50** Actually, the White Rabbit didn't have anything to do with the tea party in the original story... neither did he have anything to do with unbirthdays, a concept that isn't even mentioned in the novel (it ''is'' mentioned in the sequel, ''Through the Looking-Glass'', but the White Rabbit doesn't appear in that). The Disney version took the somewhat sedate surrealism of the book's mad tea party and turned it into a wild knockabout farce, adding in not only the White Rabbit but the concept of unbirthdays. The White Rabbit's hurry has a much simpler explanation: He's the Queen's herald, and the reason why he's constantly rushing is because he's supposed to announce her ("...and the King") when she arrives in the garden. He actually manages to arrive ''just'' in time, somewhat out of breath but still able to make the proper announcement.

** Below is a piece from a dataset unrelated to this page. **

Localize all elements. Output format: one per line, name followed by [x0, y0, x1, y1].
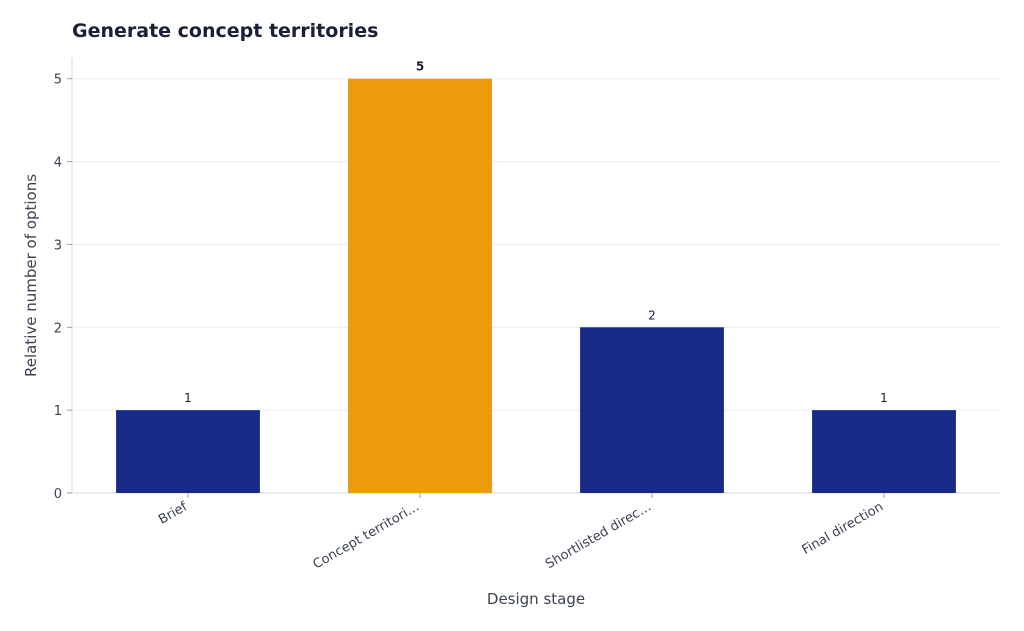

51* Why does Alice claim the moral of the Walrus and the Carpenter only applies to oysters? Apples-to-Oranges as the specifics may be, the overall moral is Curiosity killed the cat. Even at the beginning she said that curiosity often leads to trouble (oddly enough, right before she fell down the rabbit hole, adding true irony to her statement.) It just seems weird for her to dismiss the validity of Tweedle Dee and Tweedle Dum's story when she actually agrees with it.